Ele foi obrigado a abandonar seu projeto, pois corria o risco de se emaranhar-se na lei e de vir a ser tratado como traficante. Além disso, ele seria alvo do ataque de inúmeras entidades médicas brasileiras. A tragédia do crack ganhou mais destaque na semana passada, quando o governo federal anunciou um plano de R$ 410 milhões para lidar com os estimados 600 mil dependentes de crack - um crescimento, segundo estimativas oficiais, de 70% nos últimos cinco anos.
Se a lei permitisse, Dartiu ampliaria o número de atendidos, por exemplo na cidade de São Paulo, onde existem grandes áreas de consumo do crack. A própria universidade forneceria a maconha para garantir o controle da experiência. Quem sabe estaria aí o começo da solução ou, pelo menos, da redução dos danos provocados por essa praga que infesta o país e criou uma cidade chamada "cracolândia".
Na semana passada, durante um congresso internacional, realizado na Unifesp, quando se discutiu a criação de uma agência brasileira para o uso medicinal da maconha, o preconceito foi bombardeado por argumentos científicos. Para sair do papel (sobretudo em ano eleitoral), porém, um projeto como esse, mesmo como apoio do Ministério da Saúde, tem de percorrer um longo caminho. Em Washington, capital de um país conservador em relação às drogas, a maconha já foi liberada para uso medicinal.
*
Um dos maiores especialistas mundiais em drogas, o psicofarmacologista Elisaldo Carlini, ligado à Unifesp, aponta a existência de estudos feitos com animais em que se revela que o princípio ativo da maconha ajuda a combater a depressão e fortalece os indivíduos em situações de estresse.

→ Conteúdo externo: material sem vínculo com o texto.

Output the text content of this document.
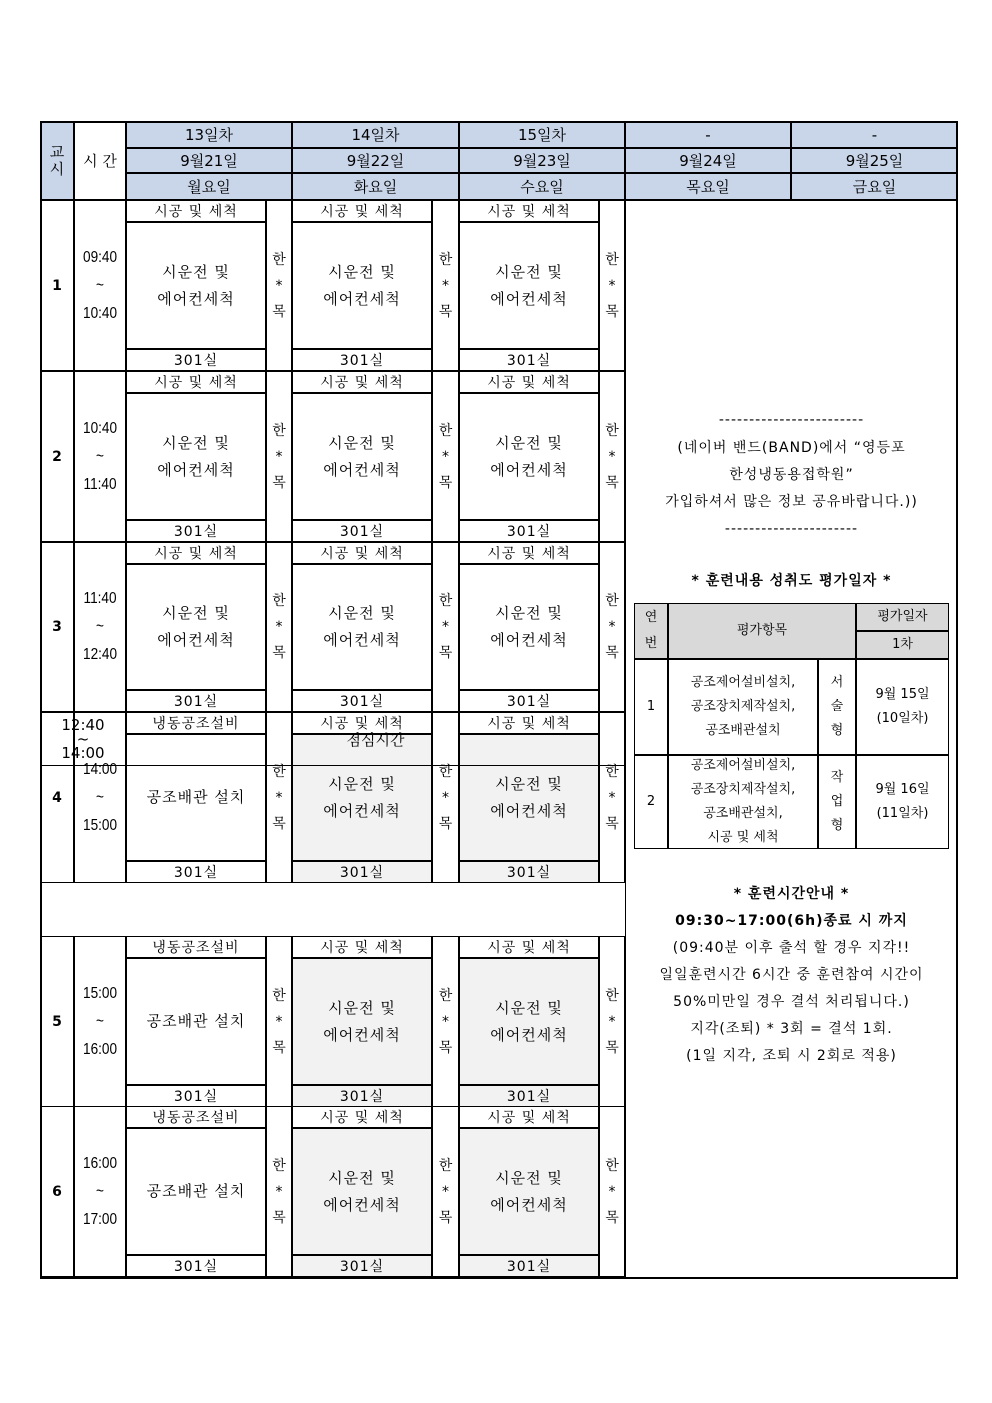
교
시 시 간
13일차
9월21일
월요일
14일차
9월22일
화요일
15일차
9월23일
수요일
-
9월24일
목요일
-
9월25일
금요일
1
09:40
~
10:40
시공 및 세척
시운전 및
에어컨세척
301실
한
*
목
시공 및 세척
시운전 및
에어컨세척
301실
한
*
목
시공 및 세척
시운전 및
에어컨세척
301실
한
*
목
2
10:40
~
11:40
시공 및 세척
시운전 및
에어컨세척
301실
한
*
목
시공 및 세척
시운전 및
에어컨세척
301실
한
*
목
시공 및 세척
시운전 및
에어컨세척
301실
한
*
목
3
11:40
~
12:40
시공 및 세척
시운전 및
에어컨세척
301실
한
*
목
시공 및 세척
시운전 및
에어컨세척
301실
한
*
목
시공 및 세척
시운전 및
에어컨세척
301실
한
*
목
4
14:00
~
15:00
냉동공조설비
공조배관 설치
301실
한
*
목
시공 및 세척
시운전 및
에어컨세척
301실
한
*
목
시공 및 세척
시운전 및
에어컨세척
301실
한
*
목
5
15:00
~
16:00
냉동공조설비
공조배관 설치
301실
한
*
목
시공 및 세척
시운전 및
에어컨세척
301실
한
*
목
시공 및 세척
시운전 및
에어컨세척
301실
한
*
목
6
16:00
~
17:00
냉동공조설비
공조배관 설치
301실
한
*
목
시공 및 세척
시운전 및
에어컨세척
301실
한
*
목
시공 및 세척
시운전 및
에어컨세척
301실
한
*
목
12:40
~
14:00
점심시간
------------------------
(네이버 밴드(BAND)에서 “영등포
한성냉동용접학원”
가입하셔서 많은 정보 공유바랍니다.))
----------------------
* 훈련내용 성취도 평가일자 *
연
번
평가항목
평가일자
1차
1
공조제어설비설치,
공조장치제작설치,
공조배관설치
서
술
형
9월 15일
(10일차)
2
공조제어설비설치,
공조장치제작설치,
공조배관설치,
시공 및 세척
작
업
형
9월 16일
(11일차)
* 훈련시간안내 *
09:30~17:00(6h)종료 시 까지
(09:40분 이후 출석 할 경우 지각!!
일일훈련시간 6시간 중 훈련참여 시간이
50%미만일 경우 결석 처리됩니다.)
지각(조퇴) * 3회 = 결석 1회.
(1일 지각, 조퇴 시 2회로 적용)
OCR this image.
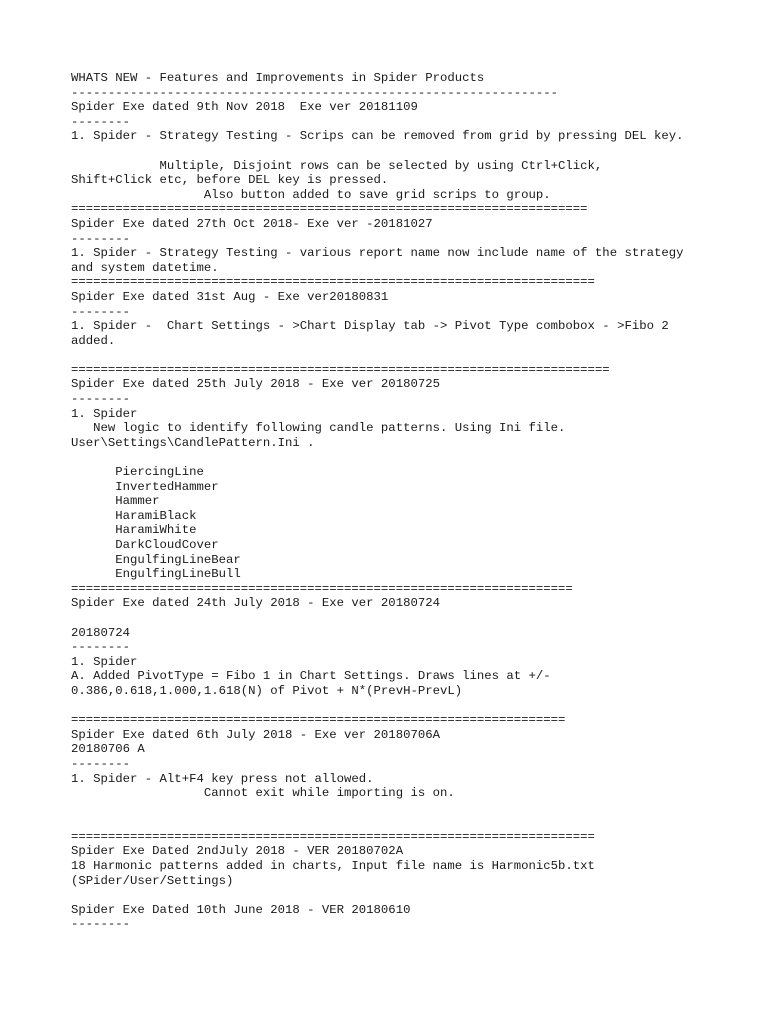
WHATS NEW - Features and Improvements in Spider Products
------------------------------------------------------------------
Spider Exe dated 9th Nov 2018  Exe ver 20181109
--------
1. Spider - Strategy Testing - Scrips can be removed from grid by pressing DEL key.
Multiple, Disjoint rows can be selected by using Ctrl+Click,
Shift+Click etc, before DEL key is pressed.
Also button added to save grid scrips to group.
======================================================================
Spider Exe dated 27th Oct 2018- Exe ver -20181027
--------
1. Spider - Strategy Testing - various report name now include name of the strategy
and system datetime.
=======================================================================
Spider Exe dated 31st Aug - Exe ver20180831
--------
1. Spider -  Chart Settings - >Chart Display tab -> Pivot Type combobox - >Fibo 2
added.
=========================================================================
Spider Exe dated 25th July 2018 - Exe ver 20180725
--------
1. Spider
New logic to identify following candle patterns. Using Ini file.
User\Settings\CandlePattern.Ini .
PiercingLine
InvertedHammer
Hammer
HaramiBlack
HaramiWhite
DarkCloudCover
EngulfingLineBear
EngulfingLineBull
====================================================================
Spider Exe dated 24th July 2018 - Exe ver 20180724
20180724
--------
1. Spider
A. Added PivotType = Fibo 1 in Chart Settings. Draws lines at +/-
0.386,0.618,1.000,1.618(N) of Pivot + N*(PrevH-PrevL)
===================================================================
Spider Exe dated 6th July 2018 - Exe ver 20180706A
20180706 A
--------
1. Spider - Alt+F4 key press not allowed.
Cannot exit while importing is on.
=======================================================================
Spider Exe Dated 2ndJuly 2018 - VER 20180702A
18 Harmonic patterns added in charts, Input file name is Harmonic5b.txt
(SPider/User/Settings)
Spider Exe Dated 10th June 2018 - VER 20180610
--------
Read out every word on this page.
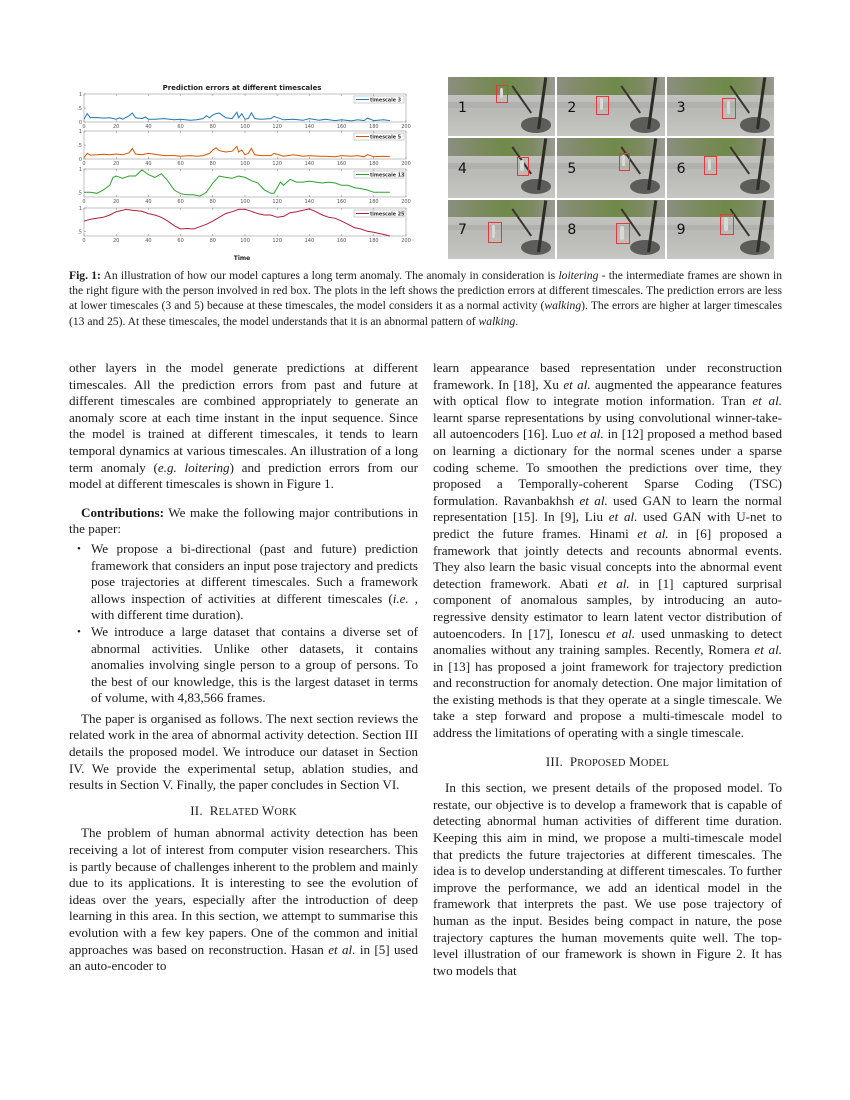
Prediction errors at different timescales
0	20	40	60	80	100	120	140	160	180	200
0
.5
1
timescale 3
0	20	40	60	80	100	120	140	160	180	200
0
.5
1
timescale 5
0	20	40	60	80	100	120	140	160	180	200
.5
1
timescale 13
0	20	40	60	80	100	120	140	160	180	200
.5
1
timescale 25
Time
1	2	3
4	5	6
7	8	9
Fig. 1: An illustration of how our model captures a long term anomaly. The anomaly in consideration is loitering - the intermediate frames are shown in the right figure with the person involved in red box. The plots in the left shows the prediction errors at different timescales. The prediction errors are less at lower timescales (3 and 5) because at these timescales, the model considers it as a normal activity (walking). The errors are higher at larger timescales (13 and 25). At these timescales, the model understands that it is an abnormal pattern of walking.

other layers in the model generate predictions at different timescales. All the prediction errors from past and future at different timescales are combined appropriately to generate an anomaly score at each time instant in the input sequence. Since the model is trained at different timescales, it tends to learn temporal dynamics at various timescales. An illustration of a long term anomaly (e.g. loitering) and prediction errors from our model at different timescales is shown in Figure 1.

Contributions: We make the following major contributions in the paper:

• We propose a bi-directional (past and future) prediction framework that considers an input pose trajectory and predicts pose trajectories at different timescales. Such a framework allows inspection of activities at different timescales (i.e. , with different time duration).
• We introduce a large dataset that contains a diverse set of abnormal activities. Unlike other datasets, it contains anomalies involving single person to a group of persons. To the best of our knowledge, this is the largest dataset in terms of volume, with 4,83,566 frames.

The paper is organised as follows. The next section reviews the related work in the area of abnormal activity detection. Section III details the proposed model. We introduce our dataset in Section IV. We provide the experimental setup, ablation studies, and results in Section V. Finally, the paper concludes in Section VI.

II. RELATED WORK

The problem of human abnormal activity detection has been receiving a lot of interest from computer vision researchers. This is partly because of challenges inherent to the problem and mainly due to its applications. It is interesting to see the evolution of ideas over the years, especially after the introduction of deep learning in this area. In this section, we attempt to summarise this evolution with a few key papers. One of the common and initial approaches was based on reconstruction. Hasan et al. in [5] used an auto-encoder to

learn appearance based representation under reconstruction framework. In [18], Xu et al. augmented the appearance features with optical flow to integrate motion information. Tran et al. learnt sparse representations by using convolutional winner-take-all autoencoders [16]. Luo et al. in [12] proposed a method based on learning a dictionary for the normal scenes under a sparse coding scheme. To smoothen the predictions over time, they proposed a Temporally-coherent Sparse Coding (TSC) formulation. Ravanbakhsh et al. used GAN to learn the normal representation [15]. In [9], Liu et al. used GAN with U-net to predict the future frames. Hinami et al. in [6] proposed a framework that jointly detects and recounts abnormal events. They also learn the basic visual concepts into the abnormal event detection framework. Abati et al. in [1] captured surprisal component of anomalous samples, by introducing an auto-regressive density estimator to learn latent vector distribution of autoencoders. In [17], Ionescu et al. used unmasking to detect anomalies without any training samples. Recently, Romera et al. in [13] has proposed a joint framework for trajectory prediction and reconstruction for anomaly detection. One major limitation of the existing methods is that they operate at a single timescale. We take a step forward and propose a multi-timescale model to address the limitations of operating with a single timescale.

III. PROPOSED MODEL

In this section, we present details of the proposed model. To restate, our objective is to develop a framework that is capable of detecting abnormal human activities of different time duration. Keeping this aim in mind, we propose a multi-timescale model that predicts the future trajectories at different timescales. The idea is to develop understanding at different timescales. To further improve the performance, we add an identical model in the framework that interprets the past. We use pose trajectory of human as the input. Besides being compact in nature, the pose trajectory captures the human movements quite well. The top-level illustration of our framework is shown in Figure 2. It has two models that
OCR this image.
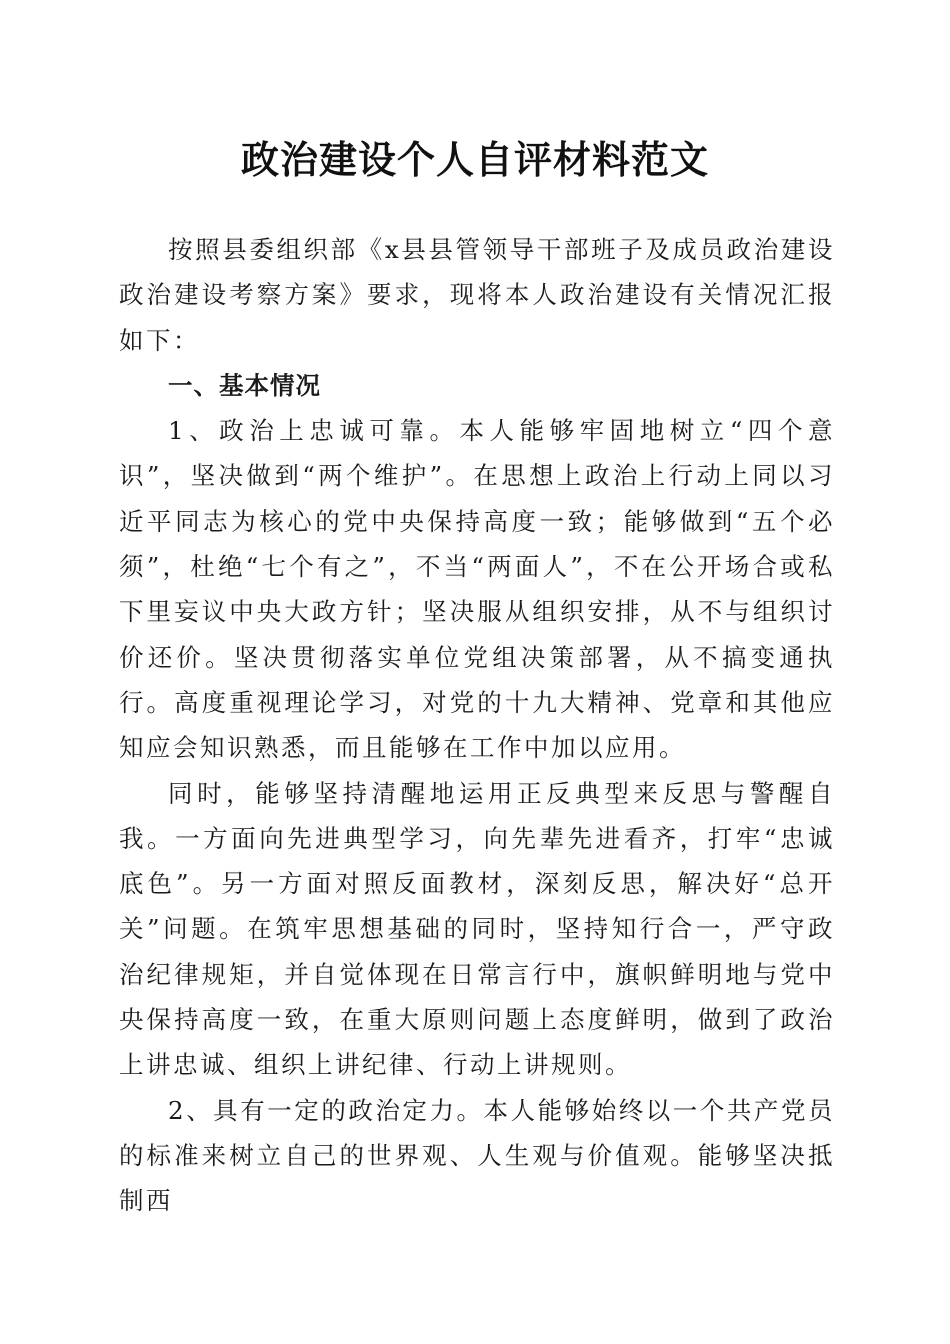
政治建设个人自评材料范文

按照县委组织部《x县县管领导干部班子及成员政治建设政治建设考察方案》要求，现将本人政治建设有关情况汇报如下：

一、基本情况

1、政治上忠诚可靠。本人能够牢固地树立“四个意识”，坚决做到“两个维护”。在思想上政治上行动上同以习近平同志为核心的党中央保持高度一致；能够做到“五个必须”，杜绝“七个有之”，不当“两面人”，不在公开场合或私下里妄议中央大政方针；坚决服从组织安排，从不与组织讨价还价。坚决贯彻落实单位党组决策部署，从不搞变通执行。高度重视理论学习，对党的十九大精神、党章和其他应知应会知识熟悉，而且能够在工作中加以应用。

同时，能够坚持清醒地运用正反典型来反思与警醒自我。一方面向先进典型学习，向先辈先进看齐，打牢“忠诚底色”。另一方面对照反面教材，深刻反思，解决好“总开关”问题。在筑牢思想基础的同时，坚持知行合一，严守政治纪律规矩，并自觉体现在日常言行中，旗帜鲜明地与党中央保持高度一致，在重大原则问题上态度鲜明，做到了政治上讲忠诚、组织上讲纪律、行动上讲规则。

2、具有一定的政治定力。本人能够始终以一个共产党员的标准来树立自己的世界观、人生观与价值观。能够坚决抵制西
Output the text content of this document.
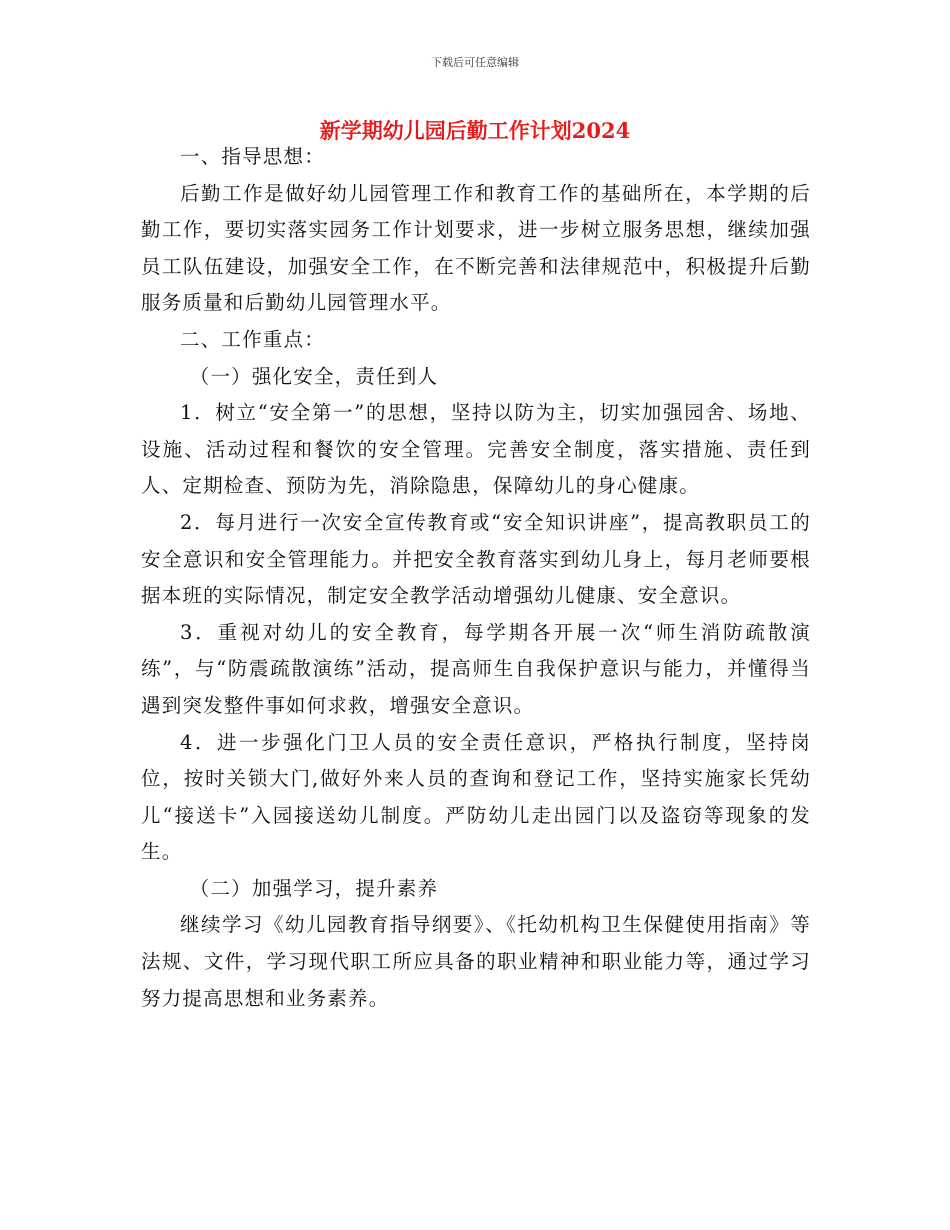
下载后可任意编辑
新学期幼儿园后勤工作计划2024

一、指导思想：

后勤工作是做好幼儿园管理工作和教育工作的基础所在，本学期的后勤工作，要切实落实园务工作计划要求，进一步树立服务思想，继续加强员工队伍建设，加强安全工作，在不断完善和法律规范中，积极提升后勤服务质量和后勤幼儿园管理水平。

二、工作重点：

（一）强化安全，责任到人

1．树立“安全第一”的思想，坚持以防为主，切实加强园舍、场地、设施、活动过程和餐饮的安全管理。完善安全制度，落实措施、责任到人、定期检查、预防为先，消除隐患，保障幼儿的身心健康。

2．每月进行一次安全宣传教育或“安全知识讲座”，提高教职员工的安全意识和安全管理能力。并把安全教育落实到幼儿身上，每月老师要根据本班的实际情况，制定安全教学活动增强幼儿健康、安全意识。

3．重视对幼儿的安全教育，每学期各开展一次“师生消防疏散演练”，与“防震疏散演练”活动，提高师生自我保护意识与能力，并懂得当遇到突发整件事如何求救，增强安全意识。

4．进一步强化门卫人员的安全责任意识，严格执行制度，坚持岗位，按时关锁大门,做好外来人员的查询和登记工作，坚持实施家长凭幼儿“接送卡”入园接送幼儿制度。严防幼儿走出园门以及盗窃等现象的发生。

（二）加强学习，提升素养

继续学习《幼儿园教育指导纲要》、《托幼机构卫生保健使用指南》等法规、文件，学习现代职工所应具备的职业精神和职业能力等，通过学习努力提高思想和业务素养。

"É apenas uma hipótese. Afinal, isso só foi testado em animais", diz Carlini, um dos principais idealizadores do encontro internacional da semana passada. Mas ele já sabe que existe comprovação da eficácia de vários de seus tratamentos, alguns dos quais descobertos não por cientistas ou médicos, mas por indivíduos comuns. Na Califórnia, jovens com câncer que, durante as sessões de quimioterapia, demonstravam menos efeitos colaterais, tinham em comum o uso de maconha.
Em suas aulas, o professor Elisaldo gosta de mostrar textos do médico da rainha Vitória (J. Russel Reynolds), da Inglaterra, em que recomendava entusiasticamente a cannabis como remédio. Ele descobriu registros sobre o uso da maconha como analgésico na China há mais de 5.000 anos.
Dartiu e Carlini sabem não só que a maconha afeta a concentração, o aprendizado e a memória mas também que sua descriminalização não é uma medida de fácil implementação. O que está em discussão, porém, é o direito de fazer ciência honestamente sem correr o risco de ser apontado como marginal.
Nos arquivos de Carlini, há o caso de um indivíduo de Porto Alegre que, cansado dos enjoos provocados pela quimioterapia e na esperança de levar uma vida mais saudável, comprou um sítio.
Lá plantou maconha para consumo próprio. Não pretendia cometer nenhuma ilegalidade, tampouco se envolver com traficantes, mas, descoberto pela polícia, que apreendeu cinco pés da erva, agora tem dois problemas: além de enfrentar o câncer, tem de responder a inquérito, acusado de ser traficante de drogas. Dartiu correria risco semelhante se continuasse suas pesquisas, que trouxeram um sinal de esperança.